Uzun zamandır yapmak istediğim geziyi ve yine uzun zamandır
yapmak istediğimiz şekilde gerçekleştirmenin
heyecanıyla bu notları tekrardan yazıyorum. Marmaris’ten Antalya’ya uzanan bu
yolculuğumuzda bizi gerekli eşyaları almak için Sirkeci’ye gittik. Bir çadır,
sırt çantası, mat, uyku tulumu aldık. Ana malzemelere tedarik ettikten sonra
ben rotanın detaylarını hazırlarken Sinan da bize daha ne tür malzemeler,
eşyalar gerekli olur onları araştırıyordu. Her şeyi tamamladıktan sonra otobüs
biletimizi Marmaris’e alıp 29 Haziran günü
Ataşehir’den yola çıkıyoruz.
30 Haziran
Yaklaşık 12 saat süren yolculuktan sonra Marmaris'e varıyoruz.

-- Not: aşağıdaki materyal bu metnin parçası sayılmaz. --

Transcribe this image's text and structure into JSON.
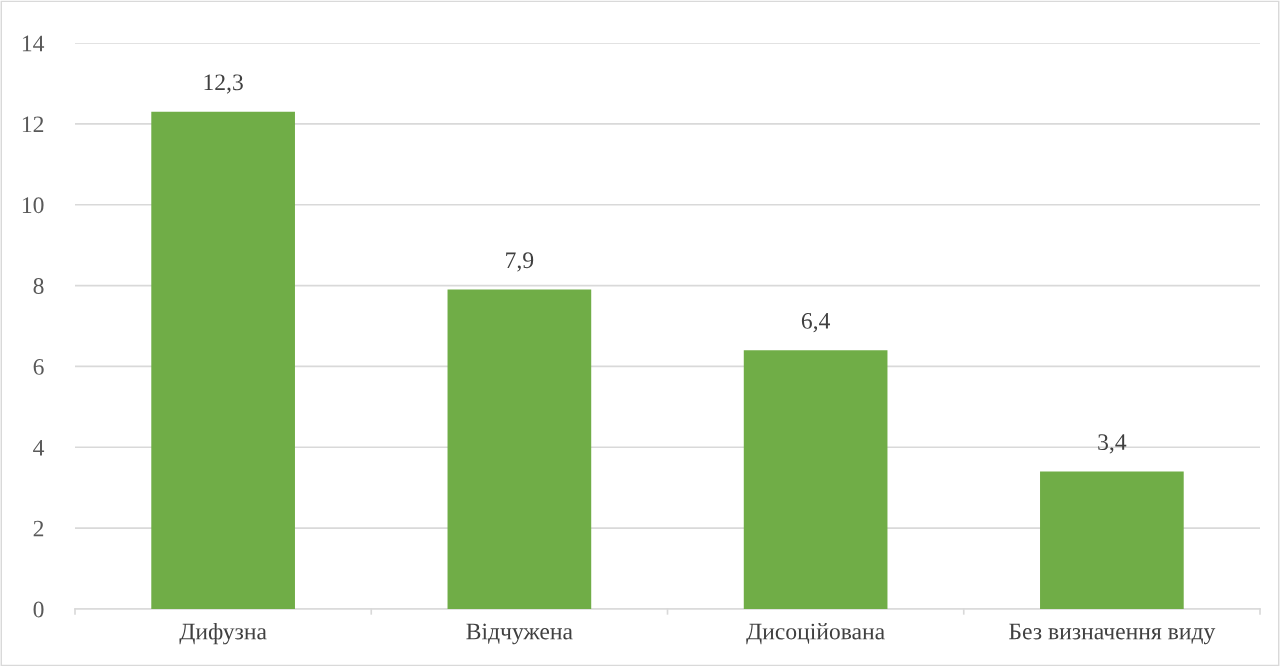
{
  "chart_data": {
    "type": "bar",
    "categories": [
      "Дифузна",
      "Відчужена",
      "Дисоційована",
      "Без визначення виду"
    ],
    "values": [
      12.3,
      7.9,
      6.4,
      3.4
    ],
    "color": "#70ad47",
    "value_labels": [
      "12,3",
      "7,9",
      "6,4",
      "3,4"
    ],
    "ylim": [
      0,
      14
    ],
    "yticks": [
      0,
      2,
      4,
      6,
      8,
      10,
      12,
      14
    ],
    "grid": "y",
    "legend": false
  }
}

Daha önce ikimizde bu ilçeye gelmediğimizden ve ilk durağımız olduğundan ötürü
tedirginlik içindeyiz. Otogar indiğimizde şaşkın tavuk gibi ne yapacağımızı bilemiyorduk. İlk gün otelde kalma kararı alarak yol yorgunluğunu atabilmek, ilçeyi daha iyi
tanıyabilmek için böyle bir karar aldık. Fakat hangi otelde kalacağımızı
bilmiyorduk. Hatta oteller bölgesinin nerde olduğunu daha bilmiyorduk. Biraz
sonra firmanın servis aracına binip merkeze gittik. Şoförden
yardım istedik. Sağ olsun o da bizi eşinin temizlik görevlisi olarak çalıştığı otelin önüne kadar bıraktı. Geceliği 40 liradan anlaştık ve odaya çıktık. Marmaris’te
olan her otel gibi bizimki de aşağısı İngiliz zevklerine uygun olarak
tasarlanmış restaurantı ile yemek servisi veren bir otel. Temizlikçi abla
bizlere aydın gençler diyordu. Gezimizin birçok yerinde aydın, bilgili, parlak
gençler şeklinde övgü, sıfatlarla karışılacaktık. Odada biraz dinlendikten
sonra ilçeyi gezmeye başlıyoruz. Kısa sürede ilçenin sokaklarını sırasını öğreniyoruz.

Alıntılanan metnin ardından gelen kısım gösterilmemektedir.